Начавшийся было хохот затих.
Наверху, над нами, метрах в трёх, кто-то прошёл. Несколько человек, неторопливо, разговаривая по-немецки. Двенадцать человек в трубе перестали дышать одновременно.
Прошли. Ушли. Голоса стихли.
— Вот так, — буднично отряхнул штаны проводник. — Они тут ходят сверху, а мы снизу. И все довольны.
Митька открыл рот. Я показал ему кулак. Митька закрыл рот, создав этим прецедент.
Труба вывела нас в приямок насосной, а из приямка надо было выбираться наверх, по скобам, в разбитое машинное отделение.
Проводник полез первым, высунулся до плеч и сразу сполз обратно.
— Стоят, — прошептал он.
— Кто?
— Двое. У выхода. Курят.
Я подтянулся по скобам и высунул один глаз. Двое. В десяти метрах, у пролома в стене, спиной к нам. Один сидел на бетонной тумбе, второй стоял. Оба смотрели наружу, во двор, где занимался рассвет, и по очереди тянули один чинарик.

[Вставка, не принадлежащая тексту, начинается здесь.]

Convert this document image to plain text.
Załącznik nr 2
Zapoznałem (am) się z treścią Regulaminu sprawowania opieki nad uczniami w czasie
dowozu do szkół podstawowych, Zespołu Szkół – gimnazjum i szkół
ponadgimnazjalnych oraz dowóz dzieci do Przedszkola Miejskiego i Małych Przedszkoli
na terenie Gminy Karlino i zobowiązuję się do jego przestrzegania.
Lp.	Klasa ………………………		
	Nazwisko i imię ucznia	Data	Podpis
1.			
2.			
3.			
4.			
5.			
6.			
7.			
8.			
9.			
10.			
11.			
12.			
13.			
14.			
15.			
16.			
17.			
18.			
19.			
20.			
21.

Пост. Обыкновенный, от тех, кто полезет со двора. Со двора. Нормальному человеку труба в голову не придёт.
Я сполз обратно.
— Тюрин, — одними губами. — Со мной. Бартош — считаешь до двадцати и подаёшь ящики. Остальные не дышать.
Бартош принял. Мы вылезли и пошли.
Десять метров по бетонному полу, усеянному камнями, железками и чёрт пойми чем ещё, — это долго. Мы ставили всю ступню сразу и медленно переносили вес. Тело Витьки этому не учили, но знание оказалось общим.
Восемь метров. Пять. Три. Тот, что сидел на тумбе, начал поворачиваться — потянуться. Я рванул вперёд, Тюрин почти сразу следом. Нож вошёл в горло немца, мерзко царапнул позвонки. Враг сипел и умирал, а рядом заливал пол кровью второй.
Секунд десять мы стояли и слушали. Никто не прибежал. Двор молчал.
— Обобрать. — Я указал на трупы, вытирая руки и лицо быстро перекрашивающейся тряпкой.
Улов был скромный: два карабина, четыре обоймы, ножи, две фляги — полные! — и пачка галет. Плюс с того, что сидел, Полещук снял часы и молча отдал мне.
— У меня есть, — я показал на карман.
— Значит, будет две пары, — резонно ответил Полещук.
Спорить я не стал.
А потом из угла машинного отделения, из-за развороченного станка, раздался голос, говоривший знакомое:
— Нихт шиссен!
Двенадцать стволов повернулись туда одновременно.
— Нихт шиссен! Нихт шиссен, камерад!
Он вышел сам. Молодой, без каски, в расстёгнутом кителе, с поднятыми руками — видимо, спал за станком и проснулся от возни. Руки у него тряслись так, что было видно от двери.
— Их гебе ауф! — Он тряс руками. — Их гебе ауф!
И куда нам тебя?
Митька опустил винтовку и повернулся ко мне:
— Витёк, он сдаётся!
Двенадцать человек. Шесть ящиков. Три километра в один конец, из них тридцать метров ползком по трубе. Впереди — открытое место под пулемётами, и обратно тем же путём. Конвоир — это минус один стрелок из двенадцати, и это если пленный пойдёт молча. А он не пойдёт молча: у него трясутся руки, он в панике, и в трубе он или закричит, или встанет.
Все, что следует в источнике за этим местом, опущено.